A 2-Time Category 5 hurricane survivor and serial entrepreneur shares her experiences and life lessons learned to help us all weather the extreme situations in our lives…Emerging from the wind coffin that had buried me in the throes of the most powerful storm ever to strike the Atlantic Basin, to a post-apocalyptic landscape, I had no idea what would come of me. I’d made some significant mistakes and I didn’t know how I would find a solid foundation to regroup. I’d gone into the storm feeling confident, prepared, and now I was alone without any idea how I would provide for my most basic needs.
The following is the third in a series on leadership and resilience strategies uncovered from weathering nature, life and business’ most catastrophic “storms.”
How many times have you confronted the aftermath of an extreme situation and wondered, “Life as I knew it is over, so where do I go from here?”
One thing we can know for sure, as we are in the middle of a global pandemic-related lockdown, life as we knew it will certainly be different when there is a new, post-Covid-19, “normal!”
After the catastrophic event passes, we are left with the fallout. We can choose, then, how to respond. No matter what the new “normal” is, there are steps you can take to avoid dissolving into the despair of an uncertain future. In fact, the aftermath of a Category 5 event in any business or in life is the perfect opportunity to create a new “container” for you and your team, or the people around you. You get to redefine who you will be going forward, how you will work with those around you who are either a part of your team, or those who have a stake in your success, and the kind culture that you want to create going forward. I defined my own post-hurricane life as “before” and “after,” and life as Christine Perakis 2.0 is infinitely preferable. In fact, now that we are in the midst of a global “Cat 5,” I can already see change coming in my own life and look forward to seeing the 3.0 version!
Coping in the destructive wake of the Cat 5-level catastrophe is to behave as you would if you were going on an expedition. Expeditions take you into the great beyond where you may be cut off from access to necessary resources, isolated from civilization. You can only rely on those in your group to manage whatever comes up.
If you’ve ever gone offshore, climbed a mountain, camped in the wilderness, (or driven the LA freeways…) you understand that such ventures have the potential to become life-threatening. These activities allow you to abandon preconceived notions about how things worked before, the roles each person played in their previous lives. The group gets to consider and establish new rules for how they want things to go, the roles each member plays, how conflicts are resolved, etc. You will be empowered from shedding the constraints of the past, bringing only what you want, collectively, to take with you going forward. In the post-Cat 5 aftermath, we can create the world as we want it to be, refuse to tolerate whatever was perceived as “normal” in our previous life.
The ability to do this is an often-overlooked soft leadership skill. We are currently in the midst of a global pandemic. This is our chance to invite those around us to reinvent ourselves. Together, we can create a culture for success, greater safety and comfort within the group, and learn to perform really well together. A Category 5 event will bring up new tensions, which you have already seen during the lockdown. You find yourself in a new self-created “storm” as you adjust to the new normal. Depending on how this is handled, it can either be highly motivating or highly destructive. Prepare first by knowing that this is normal human behavior.
Among my fellow hurricane survivors, about a month after the storms passed, as the dangers subsided and we adjusted to life after the fact, people became quick to anger and conflicts were common. We had to band tighter together to find new ways to resolve these tensions, deepen our trust in the group and motivate ourselves to keep going to do the jobs at hand.

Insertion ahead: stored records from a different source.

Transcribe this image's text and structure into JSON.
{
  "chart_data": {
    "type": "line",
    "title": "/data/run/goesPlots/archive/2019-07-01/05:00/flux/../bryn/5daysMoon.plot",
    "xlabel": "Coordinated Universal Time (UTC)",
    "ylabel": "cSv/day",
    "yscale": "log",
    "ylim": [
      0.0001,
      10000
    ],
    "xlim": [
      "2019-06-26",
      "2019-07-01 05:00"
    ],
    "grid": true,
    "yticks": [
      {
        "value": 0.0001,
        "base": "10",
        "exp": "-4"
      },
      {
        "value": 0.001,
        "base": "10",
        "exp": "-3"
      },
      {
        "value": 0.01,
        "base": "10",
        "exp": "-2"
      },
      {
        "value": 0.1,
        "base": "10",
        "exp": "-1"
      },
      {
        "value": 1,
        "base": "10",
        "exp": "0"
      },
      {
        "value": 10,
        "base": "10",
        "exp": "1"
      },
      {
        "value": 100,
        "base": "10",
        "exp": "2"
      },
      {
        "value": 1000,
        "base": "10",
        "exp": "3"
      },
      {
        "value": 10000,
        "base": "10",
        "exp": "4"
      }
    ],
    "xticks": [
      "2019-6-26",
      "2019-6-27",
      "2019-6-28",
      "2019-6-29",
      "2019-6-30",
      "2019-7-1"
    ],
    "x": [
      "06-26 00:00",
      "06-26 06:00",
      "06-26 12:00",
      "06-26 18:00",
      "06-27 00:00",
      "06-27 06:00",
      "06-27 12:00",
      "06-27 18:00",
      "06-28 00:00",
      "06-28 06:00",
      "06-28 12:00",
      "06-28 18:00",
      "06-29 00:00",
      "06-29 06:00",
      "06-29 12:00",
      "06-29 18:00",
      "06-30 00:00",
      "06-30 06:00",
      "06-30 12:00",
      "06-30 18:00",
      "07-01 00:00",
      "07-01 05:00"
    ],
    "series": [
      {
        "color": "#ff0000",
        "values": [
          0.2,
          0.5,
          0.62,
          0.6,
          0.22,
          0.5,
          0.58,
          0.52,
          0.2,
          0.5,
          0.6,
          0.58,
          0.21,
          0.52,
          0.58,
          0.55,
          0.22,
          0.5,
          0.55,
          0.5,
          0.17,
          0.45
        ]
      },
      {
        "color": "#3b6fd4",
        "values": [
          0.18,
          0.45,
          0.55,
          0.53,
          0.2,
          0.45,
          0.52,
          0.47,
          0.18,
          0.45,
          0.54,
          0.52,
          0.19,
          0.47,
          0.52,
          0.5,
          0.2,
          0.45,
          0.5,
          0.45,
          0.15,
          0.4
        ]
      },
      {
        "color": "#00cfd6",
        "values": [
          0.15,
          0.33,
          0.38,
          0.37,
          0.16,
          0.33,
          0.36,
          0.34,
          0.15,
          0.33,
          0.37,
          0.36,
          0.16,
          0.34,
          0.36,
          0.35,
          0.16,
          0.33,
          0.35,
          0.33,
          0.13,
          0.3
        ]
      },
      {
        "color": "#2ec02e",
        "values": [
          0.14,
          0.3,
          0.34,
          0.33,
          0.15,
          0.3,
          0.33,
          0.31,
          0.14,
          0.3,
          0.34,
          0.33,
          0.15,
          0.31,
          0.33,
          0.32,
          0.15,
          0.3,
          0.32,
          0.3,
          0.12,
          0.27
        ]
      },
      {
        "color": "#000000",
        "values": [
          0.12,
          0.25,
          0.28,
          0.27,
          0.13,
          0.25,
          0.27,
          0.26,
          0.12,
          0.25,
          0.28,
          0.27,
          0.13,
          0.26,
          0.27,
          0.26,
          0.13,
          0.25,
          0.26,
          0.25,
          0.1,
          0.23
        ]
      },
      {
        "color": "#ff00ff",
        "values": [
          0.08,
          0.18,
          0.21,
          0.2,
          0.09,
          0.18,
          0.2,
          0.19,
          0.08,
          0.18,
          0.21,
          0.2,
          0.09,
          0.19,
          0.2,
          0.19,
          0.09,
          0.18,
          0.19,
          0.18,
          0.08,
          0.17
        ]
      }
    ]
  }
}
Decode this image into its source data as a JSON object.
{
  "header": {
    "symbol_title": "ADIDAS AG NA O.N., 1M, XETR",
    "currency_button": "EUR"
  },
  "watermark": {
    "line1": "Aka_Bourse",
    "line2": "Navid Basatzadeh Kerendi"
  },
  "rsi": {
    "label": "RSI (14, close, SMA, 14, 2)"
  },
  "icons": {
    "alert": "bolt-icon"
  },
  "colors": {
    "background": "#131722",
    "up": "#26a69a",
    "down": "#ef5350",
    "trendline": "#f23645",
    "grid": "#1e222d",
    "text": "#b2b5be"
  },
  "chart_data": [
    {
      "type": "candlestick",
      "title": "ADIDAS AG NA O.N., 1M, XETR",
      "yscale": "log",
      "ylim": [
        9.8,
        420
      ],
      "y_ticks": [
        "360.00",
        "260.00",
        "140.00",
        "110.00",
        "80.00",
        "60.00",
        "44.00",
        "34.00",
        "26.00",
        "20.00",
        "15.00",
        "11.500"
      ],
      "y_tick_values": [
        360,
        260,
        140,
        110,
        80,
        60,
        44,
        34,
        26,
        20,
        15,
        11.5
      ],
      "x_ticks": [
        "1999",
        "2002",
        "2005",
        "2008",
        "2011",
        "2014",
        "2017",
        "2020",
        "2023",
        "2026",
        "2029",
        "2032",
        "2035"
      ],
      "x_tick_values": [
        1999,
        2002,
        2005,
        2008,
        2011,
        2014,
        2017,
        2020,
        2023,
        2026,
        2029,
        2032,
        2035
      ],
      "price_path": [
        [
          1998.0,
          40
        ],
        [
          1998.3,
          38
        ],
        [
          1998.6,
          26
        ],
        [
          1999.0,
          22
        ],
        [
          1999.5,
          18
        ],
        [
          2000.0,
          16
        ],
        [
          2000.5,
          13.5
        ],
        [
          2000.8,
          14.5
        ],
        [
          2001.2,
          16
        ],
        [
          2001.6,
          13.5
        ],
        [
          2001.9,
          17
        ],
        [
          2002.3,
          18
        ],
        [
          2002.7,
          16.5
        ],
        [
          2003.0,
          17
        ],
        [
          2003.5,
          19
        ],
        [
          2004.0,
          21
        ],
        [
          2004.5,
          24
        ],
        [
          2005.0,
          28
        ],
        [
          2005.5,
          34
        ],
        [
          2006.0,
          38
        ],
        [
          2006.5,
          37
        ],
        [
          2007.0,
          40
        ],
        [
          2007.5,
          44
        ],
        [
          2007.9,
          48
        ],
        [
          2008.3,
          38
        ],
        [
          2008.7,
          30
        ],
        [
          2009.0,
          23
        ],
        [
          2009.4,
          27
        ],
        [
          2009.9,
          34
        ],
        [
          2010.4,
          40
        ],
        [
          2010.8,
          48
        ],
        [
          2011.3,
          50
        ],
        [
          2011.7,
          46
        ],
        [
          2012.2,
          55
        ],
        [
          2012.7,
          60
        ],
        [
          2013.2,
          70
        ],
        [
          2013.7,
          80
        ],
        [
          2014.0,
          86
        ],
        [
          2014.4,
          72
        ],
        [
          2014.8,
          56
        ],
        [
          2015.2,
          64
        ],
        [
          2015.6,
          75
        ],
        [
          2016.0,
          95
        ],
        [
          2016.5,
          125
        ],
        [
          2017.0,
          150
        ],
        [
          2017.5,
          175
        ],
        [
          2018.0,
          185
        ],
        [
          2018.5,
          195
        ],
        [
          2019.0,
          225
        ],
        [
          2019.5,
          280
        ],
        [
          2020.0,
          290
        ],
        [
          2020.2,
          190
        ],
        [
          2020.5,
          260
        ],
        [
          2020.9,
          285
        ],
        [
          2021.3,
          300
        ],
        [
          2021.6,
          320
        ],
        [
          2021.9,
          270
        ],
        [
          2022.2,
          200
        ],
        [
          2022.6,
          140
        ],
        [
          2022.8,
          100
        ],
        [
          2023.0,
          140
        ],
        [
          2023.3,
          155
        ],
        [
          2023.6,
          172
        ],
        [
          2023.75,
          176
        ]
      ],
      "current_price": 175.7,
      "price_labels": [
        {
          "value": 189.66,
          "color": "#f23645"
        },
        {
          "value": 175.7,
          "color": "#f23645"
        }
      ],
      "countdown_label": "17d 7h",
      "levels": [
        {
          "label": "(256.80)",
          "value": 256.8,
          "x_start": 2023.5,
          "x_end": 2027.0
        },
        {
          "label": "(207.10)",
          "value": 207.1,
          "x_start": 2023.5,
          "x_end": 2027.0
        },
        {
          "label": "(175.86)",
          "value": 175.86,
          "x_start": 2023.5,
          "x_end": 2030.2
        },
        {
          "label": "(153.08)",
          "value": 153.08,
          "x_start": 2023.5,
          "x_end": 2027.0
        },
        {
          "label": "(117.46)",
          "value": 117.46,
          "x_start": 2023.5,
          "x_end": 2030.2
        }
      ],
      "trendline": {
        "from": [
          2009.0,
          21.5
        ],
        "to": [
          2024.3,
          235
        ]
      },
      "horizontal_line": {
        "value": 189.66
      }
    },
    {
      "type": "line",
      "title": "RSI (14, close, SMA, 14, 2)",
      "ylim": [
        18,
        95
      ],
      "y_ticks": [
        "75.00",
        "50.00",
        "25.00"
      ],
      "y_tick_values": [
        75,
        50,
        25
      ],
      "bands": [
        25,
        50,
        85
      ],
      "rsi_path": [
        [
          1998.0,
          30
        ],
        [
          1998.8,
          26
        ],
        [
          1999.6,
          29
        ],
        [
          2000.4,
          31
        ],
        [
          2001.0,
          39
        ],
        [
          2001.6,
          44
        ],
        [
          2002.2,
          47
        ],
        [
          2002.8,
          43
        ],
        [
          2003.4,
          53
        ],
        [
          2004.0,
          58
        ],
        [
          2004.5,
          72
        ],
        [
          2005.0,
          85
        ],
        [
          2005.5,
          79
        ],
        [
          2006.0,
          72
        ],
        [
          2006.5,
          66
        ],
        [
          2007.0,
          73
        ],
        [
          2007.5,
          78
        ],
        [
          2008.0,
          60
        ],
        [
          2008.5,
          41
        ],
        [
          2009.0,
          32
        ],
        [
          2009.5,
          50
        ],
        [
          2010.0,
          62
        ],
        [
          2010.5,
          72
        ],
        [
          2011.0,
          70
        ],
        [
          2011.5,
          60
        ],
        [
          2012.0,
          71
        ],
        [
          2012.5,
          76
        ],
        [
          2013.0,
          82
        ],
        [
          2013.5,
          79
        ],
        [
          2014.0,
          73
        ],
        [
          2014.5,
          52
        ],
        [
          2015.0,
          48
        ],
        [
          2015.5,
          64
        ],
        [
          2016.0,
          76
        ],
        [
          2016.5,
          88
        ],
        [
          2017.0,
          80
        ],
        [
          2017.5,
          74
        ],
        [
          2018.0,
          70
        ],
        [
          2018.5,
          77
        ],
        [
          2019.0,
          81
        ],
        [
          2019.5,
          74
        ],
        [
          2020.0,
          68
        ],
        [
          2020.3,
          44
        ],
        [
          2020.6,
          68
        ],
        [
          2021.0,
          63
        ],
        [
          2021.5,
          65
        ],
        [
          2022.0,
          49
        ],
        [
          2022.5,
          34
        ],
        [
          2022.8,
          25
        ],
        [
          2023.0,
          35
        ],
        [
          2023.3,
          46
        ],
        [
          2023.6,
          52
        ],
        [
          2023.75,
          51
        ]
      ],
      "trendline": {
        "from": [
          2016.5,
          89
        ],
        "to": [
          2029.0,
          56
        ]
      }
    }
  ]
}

I find, when taking an inexperienced crew out for a day-sail and into unfamiliar situations, most are eager to learn, pitch in, take a chance to try something that they may never have done before. At sea, as often in business, we only have each other. It is nearly impossible to manage every situation on the boat (or business) alone. Each of us has to make the most of our capabilities, protect the others, and accept conflicts as a part of the norm to be handled rather than allowing them to cause further destruction.
A great team can sail through any Cat 5 event to thrive. We don’t have to be defined by previous norms or roles. We can create a culture where everyone steps forward to do their best, understanding that conflict is normal. In that environment, diversity of opinions is welcomed, promoted and encouraged, and teamwork is valued over the individual. The greater the diversity in the team, the greater the outcomes, whether you are climbing Mount Everest, sailing to a distant port or navigating the work week.
We don’t always have the luxury of setting up “expedition rules” in advance to prepare for the storm. These practices can also manage the catastrophe after the catastrophe. The team can still come together to create the culture that everyone desires, where each member has a voice that is respected, where conflicts are a natural part of the norm and managed easily. In the aftermath of the Cat 5 event, we can create a stronger team, a more diverse and cohesive culture and, really, a whole new world in which to thrive.